To determine whether disagreements among multiple data sources affect systematic reviews of randomized clinical trials (RCTs). Study Design and Setting Eligible RCTs examined gabapentin for neuropathic pain and quetiapine for bipolar depression, reported in public (e.g., journal articles) and non-public sources (clinical study reports [CSRs] and individual participant data [IPD]). Results We found 21 gabapentin RCTs (74 reports, six IPD) and seven quetiapine RCTs (50 reports, one IPD); most were reported in journal articles (18/21 [86%] and 6/7 [86%], respectively). When available, CSRs contained the most trial design and risk of bias information. CSRs and IPD contained the most results.
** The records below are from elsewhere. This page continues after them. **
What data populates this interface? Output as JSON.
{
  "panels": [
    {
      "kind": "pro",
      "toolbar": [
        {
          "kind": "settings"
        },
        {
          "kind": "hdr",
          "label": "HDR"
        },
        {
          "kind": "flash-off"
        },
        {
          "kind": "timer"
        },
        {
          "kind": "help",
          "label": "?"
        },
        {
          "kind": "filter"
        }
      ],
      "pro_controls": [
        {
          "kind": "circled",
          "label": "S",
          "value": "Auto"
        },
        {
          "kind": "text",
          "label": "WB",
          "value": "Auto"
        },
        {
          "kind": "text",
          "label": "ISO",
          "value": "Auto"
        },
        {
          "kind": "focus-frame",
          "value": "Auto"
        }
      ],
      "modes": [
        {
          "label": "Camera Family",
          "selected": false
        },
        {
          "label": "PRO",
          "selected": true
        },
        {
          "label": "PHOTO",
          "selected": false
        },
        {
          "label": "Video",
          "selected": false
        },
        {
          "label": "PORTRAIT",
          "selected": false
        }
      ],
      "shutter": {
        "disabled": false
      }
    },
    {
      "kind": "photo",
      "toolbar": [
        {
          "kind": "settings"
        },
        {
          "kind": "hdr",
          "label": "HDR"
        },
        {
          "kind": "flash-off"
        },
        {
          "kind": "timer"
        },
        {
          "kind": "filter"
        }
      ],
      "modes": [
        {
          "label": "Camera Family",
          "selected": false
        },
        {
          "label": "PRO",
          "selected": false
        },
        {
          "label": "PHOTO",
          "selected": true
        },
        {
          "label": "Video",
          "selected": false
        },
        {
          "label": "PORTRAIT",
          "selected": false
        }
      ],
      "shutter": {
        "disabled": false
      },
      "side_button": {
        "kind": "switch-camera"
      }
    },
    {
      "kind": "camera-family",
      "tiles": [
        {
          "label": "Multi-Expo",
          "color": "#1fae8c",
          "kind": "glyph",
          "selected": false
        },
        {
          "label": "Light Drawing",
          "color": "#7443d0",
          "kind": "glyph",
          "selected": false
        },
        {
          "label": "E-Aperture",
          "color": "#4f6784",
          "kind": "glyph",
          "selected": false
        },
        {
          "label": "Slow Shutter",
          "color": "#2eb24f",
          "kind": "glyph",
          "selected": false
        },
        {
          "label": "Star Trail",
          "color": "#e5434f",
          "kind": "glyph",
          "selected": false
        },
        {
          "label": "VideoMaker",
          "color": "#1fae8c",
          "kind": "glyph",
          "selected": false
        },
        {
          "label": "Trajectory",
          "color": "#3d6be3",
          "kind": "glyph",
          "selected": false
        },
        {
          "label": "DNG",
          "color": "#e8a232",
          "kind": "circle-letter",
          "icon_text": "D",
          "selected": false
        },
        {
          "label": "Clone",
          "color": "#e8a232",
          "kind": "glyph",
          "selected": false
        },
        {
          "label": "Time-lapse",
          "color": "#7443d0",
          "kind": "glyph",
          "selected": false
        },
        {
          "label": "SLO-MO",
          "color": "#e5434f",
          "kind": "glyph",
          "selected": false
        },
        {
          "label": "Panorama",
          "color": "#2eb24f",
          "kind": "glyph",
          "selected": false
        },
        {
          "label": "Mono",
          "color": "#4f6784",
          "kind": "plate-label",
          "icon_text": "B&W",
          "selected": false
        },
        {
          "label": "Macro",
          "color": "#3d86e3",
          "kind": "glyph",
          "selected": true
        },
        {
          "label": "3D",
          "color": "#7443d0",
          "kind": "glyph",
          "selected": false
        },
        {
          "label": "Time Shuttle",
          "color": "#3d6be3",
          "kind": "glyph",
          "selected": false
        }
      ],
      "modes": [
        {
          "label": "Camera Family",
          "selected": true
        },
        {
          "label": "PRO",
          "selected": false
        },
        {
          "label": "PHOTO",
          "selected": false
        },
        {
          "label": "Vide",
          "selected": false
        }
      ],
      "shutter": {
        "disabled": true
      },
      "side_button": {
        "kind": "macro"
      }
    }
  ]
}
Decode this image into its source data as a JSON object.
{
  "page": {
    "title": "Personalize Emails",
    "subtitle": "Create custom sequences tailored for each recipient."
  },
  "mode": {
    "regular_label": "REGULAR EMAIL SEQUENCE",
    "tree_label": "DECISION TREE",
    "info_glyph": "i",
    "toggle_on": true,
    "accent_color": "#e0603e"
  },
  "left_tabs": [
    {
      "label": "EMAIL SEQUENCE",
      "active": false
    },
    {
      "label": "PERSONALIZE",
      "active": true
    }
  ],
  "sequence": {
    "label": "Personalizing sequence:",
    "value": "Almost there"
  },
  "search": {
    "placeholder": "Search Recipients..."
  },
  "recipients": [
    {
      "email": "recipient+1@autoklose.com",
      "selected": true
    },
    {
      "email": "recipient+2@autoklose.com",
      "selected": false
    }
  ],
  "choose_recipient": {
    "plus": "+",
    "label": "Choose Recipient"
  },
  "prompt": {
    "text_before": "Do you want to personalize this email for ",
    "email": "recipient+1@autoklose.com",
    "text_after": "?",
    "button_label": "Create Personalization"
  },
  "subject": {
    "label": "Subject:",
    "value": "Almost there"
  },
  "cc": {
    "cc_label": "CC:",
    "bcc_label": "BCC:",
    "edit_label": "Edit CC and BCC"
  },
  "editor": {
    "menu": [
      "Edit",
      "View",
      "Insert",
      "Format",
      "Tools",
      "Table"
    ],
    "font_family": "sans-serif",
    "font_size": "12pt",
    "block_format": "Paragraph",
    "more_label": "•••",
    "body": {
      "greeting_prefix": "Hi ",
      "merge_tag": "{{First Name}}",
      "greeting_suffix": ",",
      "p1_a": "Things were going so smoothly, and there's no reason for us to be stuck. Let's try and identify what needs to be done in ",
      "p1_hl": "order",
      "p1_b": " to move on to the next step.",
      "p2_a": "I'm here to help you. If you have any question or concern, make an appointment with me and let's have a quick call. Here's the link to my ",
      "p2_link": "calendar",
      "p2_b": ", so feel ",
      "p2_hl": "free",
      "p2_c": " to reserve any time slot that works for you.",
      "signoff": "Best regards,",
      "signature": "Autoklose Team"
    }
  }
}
For the outcome domains “pain intensity” (gabapentin) and “depression” (quetiapine), we found single trials with 68 and 98 different meta-analyzable results, respectively; by purposefully selecting one meta-analyzable result for each RCT, we could change the overall result for pain intensity from effective (standardized mean difference [SMD]=-0.45; 95%CI -0.63 to -0.27) to ineffective (SMD=-0.06; 95%CI -0.24 to 0.12). We could change the effect for depression from a medium effect (SMD=-0.55; 95%CI -0.85 to -0.25) to a small effect (SMD=-0.26; 95%CI -0.41 to -0.1). Conclusions Disagreements across data sources affect the effect size, statistical significance, and interpretation of trials and meta-analyses.